Another compelling aspect in the run for 61 is that McGwire, despite his quick start, can’t put much distance between himself and Ken Griffey Jr., his primary rival. Junior hit three in his first four games, and even more remarkably, dropped a bunt single toward third in his first at-bat against the Red Sox last Saturday. Not only did the bunt catch Boston’s overshifted infield flat-footed, it may have signaled Griffey’s strategy to keep pitchers and defenses honest while preventing himself from becoming pull-conscious. He homered later in Seattle’s 12-6 victory, a game in which Mariners Manager Lou Piniella once again was taken on a white-knuckles ride by his bullpen. G.M. Woody Woodward reportedly was calling around for bullpen help after the 10-9 opening day loss to Cleveland in which the pen blew a 9-3 lead. The opening loss also raised questions about ace Randy Johnson (5 2/3 innings, 11 hits, 5 earned runs), who is coming off a mediocre playoff performance and is angry about the team’s refusal to give him a new contract.

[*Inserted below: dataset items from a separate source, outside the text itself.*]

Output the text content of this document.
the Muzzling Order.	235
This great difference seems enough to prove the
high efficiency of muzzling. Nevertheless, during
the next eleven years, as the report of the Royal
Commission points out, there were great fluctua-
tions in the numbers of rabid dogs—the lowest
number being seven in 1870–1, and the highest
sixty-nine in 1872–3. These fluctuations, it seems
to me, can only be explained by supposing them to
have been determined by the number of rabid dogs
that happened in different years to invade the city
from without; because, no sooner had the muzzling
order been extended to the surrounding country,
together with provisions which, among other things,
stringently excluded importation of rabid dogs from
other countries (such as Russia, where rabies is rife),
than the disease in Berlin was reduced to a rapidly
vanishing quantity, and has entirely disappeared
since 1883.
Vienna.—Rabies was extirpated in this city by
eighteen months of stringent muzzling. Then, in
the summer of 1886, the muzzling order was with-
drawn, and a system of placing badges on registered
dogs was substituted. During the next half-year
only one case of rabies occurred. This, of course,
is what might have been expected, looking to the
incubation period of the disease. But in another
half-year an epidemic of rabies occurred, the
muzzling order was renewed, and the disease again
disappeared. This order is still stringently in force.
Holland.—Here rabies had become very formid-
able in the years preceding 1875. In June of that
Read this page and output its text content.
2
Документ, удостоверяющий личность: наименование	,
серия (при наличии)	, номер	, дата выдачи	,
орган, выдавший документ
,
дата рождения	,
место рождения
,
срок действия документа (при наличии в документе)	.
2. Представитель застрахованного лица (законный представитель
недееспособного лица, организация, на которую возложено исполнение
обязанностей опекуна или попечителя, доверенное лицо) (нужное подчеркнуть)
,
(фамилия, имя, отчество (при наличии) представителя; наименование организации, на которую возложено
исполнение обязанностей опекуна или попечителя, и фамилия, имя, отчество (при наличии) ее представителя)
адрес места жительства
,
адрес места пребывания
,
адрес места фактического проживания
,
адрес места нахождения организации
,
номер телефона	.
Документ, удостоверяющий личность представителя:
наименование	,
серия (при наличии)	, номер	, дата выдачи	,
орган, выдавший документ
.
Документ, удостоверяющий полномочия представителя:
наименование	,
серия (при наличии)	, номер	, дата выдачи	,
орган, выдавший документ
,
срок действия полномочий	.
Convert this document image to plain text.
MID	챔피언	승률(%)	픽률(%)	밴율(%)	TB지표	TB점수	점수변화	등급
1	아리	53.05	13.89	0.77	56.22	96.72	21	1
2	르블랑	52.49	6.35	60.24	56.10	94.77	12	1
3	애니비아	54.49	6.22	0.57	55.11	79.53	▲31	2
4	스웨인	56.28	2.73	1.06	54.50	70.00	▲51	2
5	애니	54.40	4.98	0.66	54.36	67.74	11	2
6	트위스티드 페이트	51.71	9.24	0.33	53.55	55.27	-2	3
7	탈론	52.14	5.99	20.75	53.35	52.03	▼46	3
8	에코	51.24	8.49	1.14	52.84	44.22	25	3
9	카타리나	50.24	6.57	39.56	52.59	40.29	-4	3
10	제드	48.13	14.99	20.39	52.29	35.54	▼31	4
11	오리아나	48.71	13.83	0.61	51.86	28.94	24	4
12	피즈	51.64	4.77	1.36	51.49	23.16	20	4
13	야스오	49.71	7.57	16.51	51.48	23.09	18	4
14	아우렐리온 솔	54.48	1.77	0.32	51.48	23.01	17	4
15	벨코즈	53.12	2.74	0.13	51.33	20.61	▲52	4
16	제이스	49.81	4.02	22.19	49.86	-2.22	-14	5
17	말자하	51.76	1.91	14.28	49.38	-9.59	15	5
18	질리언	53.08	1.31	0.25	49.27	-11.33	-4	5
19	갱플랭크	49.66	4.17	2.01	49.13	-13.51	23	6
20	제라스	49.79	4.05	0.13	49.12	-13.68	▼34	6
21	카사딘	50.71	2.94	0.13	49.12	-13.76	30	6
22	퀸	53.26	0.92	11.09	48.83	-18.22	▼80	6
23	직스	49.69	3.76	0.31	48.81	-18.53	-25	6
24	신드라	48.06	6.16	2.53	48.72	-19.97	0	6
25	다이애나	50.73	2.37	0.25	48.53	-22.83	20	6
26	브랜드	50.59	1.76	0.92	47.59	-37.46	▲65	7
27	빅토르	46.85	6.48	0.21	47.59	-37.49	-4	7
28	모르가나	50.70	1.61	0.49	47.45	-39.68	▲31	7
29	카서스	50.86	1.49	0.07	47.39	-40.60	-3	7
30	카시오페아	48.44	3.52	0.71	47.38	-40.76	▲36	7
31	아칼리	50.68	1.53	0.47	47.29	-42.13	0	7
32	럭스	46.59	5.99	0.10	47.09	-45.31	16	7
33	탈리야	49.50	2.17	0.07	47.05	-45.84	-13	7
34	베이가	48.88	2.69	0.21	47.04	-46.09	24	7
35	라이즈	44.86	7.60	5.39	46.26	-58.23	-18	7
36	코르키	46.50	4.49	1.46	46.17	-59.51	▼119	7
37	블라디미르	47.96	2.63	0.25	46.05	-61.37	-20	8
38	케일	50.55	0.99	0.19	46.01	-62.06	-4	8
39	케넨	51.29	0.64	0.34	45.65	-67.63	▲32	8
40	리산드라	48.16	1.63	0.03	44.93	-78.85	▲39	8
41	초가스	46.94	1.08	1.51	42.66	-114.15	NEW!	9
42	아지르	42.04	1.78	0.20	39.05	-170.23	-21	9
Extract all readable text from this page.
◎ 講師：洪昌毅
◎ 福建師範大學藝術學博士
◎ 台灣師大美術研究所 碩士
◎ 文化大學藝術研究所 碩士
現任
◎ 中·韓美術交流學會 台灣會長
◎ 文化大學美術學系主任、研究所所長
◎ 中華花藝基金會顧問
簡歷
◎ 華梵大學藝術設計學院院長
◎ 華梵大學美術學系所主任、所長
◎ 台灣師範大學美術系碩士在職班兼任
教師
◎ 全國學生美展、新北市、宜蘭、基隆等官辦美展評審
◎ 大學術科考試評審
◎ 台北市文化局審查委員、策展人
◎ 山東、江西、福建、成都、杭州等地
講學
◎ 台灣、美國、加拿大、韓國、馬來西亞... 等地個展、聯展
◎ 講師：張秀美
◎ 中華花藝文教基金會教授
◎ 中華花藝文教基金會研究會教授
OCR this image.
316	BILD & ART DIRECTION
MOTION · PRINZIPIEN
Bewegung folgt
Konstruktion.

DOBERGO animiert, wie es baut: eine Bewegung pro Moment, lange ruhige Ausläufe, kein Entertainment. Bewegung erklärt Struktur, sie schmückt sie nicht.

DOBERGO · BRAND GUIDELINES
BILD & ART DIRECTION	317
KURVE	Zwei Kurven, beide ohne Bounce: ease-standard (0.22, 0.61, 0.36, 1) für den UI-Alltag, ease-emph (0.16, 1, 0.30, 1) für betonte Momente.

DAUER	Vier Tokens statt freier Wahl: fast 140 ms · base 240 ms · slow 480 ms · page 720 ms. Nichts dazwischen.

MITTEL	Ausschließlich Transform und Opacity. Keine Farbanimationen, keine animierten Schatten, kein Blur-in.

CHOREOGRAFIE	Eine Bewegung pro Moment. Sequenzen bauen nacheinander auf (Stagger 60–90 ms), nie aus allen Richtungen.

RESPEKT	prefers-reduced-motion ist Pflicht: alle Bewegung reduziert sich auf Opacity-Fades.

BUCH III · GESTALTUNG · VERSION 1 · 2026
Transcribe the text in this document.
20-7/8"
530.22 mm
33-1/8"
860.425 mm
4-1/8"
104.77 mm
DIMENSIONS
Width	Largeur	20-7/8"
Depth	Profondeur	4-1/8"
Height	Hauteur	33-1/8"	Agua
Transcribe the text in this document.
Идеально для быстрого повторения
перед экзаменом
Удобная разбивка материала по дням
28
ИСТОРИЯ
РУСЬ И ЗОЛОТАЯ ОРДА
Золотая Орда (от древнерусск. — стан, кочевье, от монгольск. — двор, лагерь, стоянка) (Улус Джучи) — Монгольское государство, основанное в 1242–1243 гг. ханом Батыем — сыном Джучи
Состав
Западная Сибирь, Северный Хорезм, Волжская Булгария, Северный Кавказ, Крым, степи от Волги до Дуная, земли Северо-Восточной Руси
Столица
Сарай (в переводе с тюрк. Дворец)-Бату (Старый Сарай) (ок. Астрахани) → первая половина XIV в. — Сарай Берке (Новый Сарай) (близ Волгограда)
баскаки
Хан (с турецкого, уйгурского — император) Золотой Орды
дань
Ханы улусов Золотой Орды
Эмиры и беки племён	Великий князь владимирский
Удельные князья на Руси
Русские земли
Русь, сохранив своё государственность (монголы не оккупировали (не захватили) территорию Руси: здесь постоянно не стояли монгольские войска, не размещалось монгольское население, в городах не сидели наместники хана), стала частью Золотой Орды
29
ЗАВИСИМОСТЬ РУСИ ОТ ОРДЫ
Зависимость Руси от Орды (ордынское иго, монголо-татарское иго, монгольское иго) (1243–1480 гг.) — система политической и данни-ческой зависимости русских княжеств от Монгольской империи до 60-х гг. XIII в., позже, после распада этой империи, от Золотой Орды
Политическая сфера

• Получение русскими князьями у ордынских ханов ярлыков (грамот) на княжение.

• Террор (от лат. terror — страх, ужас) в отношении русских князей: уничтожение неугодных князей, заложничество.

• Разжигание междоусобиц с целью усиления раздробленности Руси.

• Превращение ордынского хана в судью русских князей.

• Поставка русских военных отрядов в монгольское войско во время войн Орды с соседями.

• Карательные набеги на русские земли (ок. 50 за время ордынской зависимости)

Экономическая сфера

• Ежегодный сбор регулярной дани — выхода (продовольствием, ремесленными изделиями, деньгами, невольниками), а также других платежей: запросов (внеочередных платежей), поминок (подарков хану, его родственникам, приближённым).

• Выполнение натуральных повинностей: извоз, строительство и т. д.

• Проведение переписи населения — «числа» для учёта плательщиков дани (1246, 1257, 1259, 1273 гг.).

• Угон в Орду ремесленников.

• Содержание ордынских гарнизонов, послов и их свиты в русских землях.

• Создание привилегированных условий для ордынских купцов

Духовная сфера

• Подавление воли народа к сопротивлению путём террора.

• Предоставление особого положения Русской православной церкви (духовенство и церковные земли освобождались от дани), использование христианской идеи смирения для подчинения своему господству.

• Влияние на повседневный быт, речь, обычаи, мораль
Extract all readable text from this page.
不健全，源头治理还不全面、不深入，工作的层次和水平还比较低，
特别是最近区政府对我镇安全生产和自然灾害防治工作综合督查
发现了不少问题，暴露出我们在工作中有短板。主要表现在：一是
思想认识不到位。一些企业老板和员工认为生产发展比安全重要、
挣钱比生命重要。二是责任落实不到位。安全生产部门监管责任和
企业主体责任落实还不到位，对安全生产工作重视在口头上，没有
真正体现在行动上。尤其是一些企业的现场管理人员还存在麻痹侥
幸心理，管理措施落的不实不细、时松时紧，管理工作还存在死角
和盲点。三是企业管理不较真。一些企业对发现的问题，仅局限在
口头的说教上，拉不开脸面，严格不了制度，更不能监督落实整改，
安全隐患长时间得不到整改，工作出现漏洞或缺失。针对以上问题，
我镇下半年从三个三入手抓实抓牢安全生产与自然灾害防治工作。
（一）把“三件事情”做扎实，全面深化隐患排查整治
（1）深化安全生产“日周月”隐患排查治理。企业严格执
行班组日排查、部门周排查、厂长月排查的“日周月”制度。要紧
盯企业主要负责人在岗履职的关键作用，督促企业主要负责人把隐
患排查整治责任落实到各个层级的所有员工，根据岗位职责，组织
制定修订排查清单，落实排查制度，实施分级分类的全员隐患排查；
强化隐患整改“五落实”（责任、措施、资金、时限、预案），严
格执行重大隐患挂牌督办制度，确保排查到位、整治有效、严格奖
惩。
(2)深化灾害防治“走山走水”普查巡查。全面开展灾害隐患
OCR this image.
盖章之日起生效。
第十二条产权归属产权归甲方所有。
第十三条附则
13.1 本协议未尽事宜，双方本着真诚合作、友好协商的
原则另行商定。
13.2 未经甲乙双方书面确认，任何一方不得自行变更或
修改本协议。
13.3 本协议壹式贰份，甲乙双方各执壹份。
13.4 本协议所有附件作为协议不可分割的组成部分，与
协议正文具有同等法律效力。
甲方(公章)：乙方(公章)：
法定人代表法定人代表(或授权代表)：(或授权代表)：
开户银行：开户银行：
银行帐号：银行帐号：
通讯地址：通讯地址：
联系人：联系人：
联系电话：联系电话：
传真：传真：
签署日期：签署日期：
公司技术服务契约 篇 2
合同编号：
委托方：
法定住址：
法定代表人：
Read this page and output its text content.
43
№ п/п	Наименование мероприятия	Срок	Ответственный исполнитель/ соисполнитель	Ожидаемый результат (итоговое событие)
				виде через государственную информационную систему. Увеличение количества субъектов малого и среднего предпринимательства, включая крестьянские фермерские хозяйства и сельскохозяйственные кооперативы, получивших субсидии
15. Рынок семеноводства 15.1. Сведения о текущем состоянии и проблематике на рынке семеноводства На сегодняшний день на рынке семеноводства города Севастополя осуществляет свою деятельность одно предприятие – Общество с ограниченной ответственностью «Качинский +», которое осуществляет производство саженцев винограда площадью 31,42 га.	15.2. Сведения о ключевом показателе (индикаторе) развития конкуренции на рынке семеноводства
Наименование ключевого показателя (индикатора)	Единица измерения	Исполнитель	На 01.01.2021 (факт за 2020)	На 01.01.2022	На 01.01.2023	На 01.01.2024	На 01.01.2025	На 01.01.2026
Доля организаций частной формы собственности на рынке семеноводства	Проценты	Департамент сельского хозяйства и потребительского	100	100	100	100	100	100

The Indians are smoking, thanks to the young arms of Bart Colon and Jaret Wright, Omar Vizquel’s glove and the bats of Manny Ramirez and Sandy Alomar. Ramirez hit three home runs in his first four games and may be ready to ascend to the 40-120 level. Dave Burba, acquired just before opening day from the Reds for first-base prospect Sean Casey, beat the Angels, 6-2, and should settle the rotation problem. Manager Mike Hargrove is trying to shore up his middle relief with Jose Mesa while making Mike Jackson his closer. Middle relief already is re-establishing itself as an undervalued but significant factor. The Cubs unveiled Amaury Telemaco in a five-inning, one-run stint against the Marlins, and the Orioles again are thriving with Alan Mills, Arthur Rhodes and Terry Mathews. Perhaps the deepest pen belongs to the Mets, who blanked the Phillies for 14 innings on opening day, bringing in Greg McMichael, Dennis Cook, John Franco, Mel Rojas and Turk Wendell behind starter Bobby Jones.

“Middle relief and bench are the two areas clubs economize on,” TV analyst Dave Campbell says, “but if you have starters who can’t go deep in a game, middle relief is a necessity. It’s been fairly obvious since the Braves lost the ’96 Series that it doesn’t pay to scrimp on middle relief.”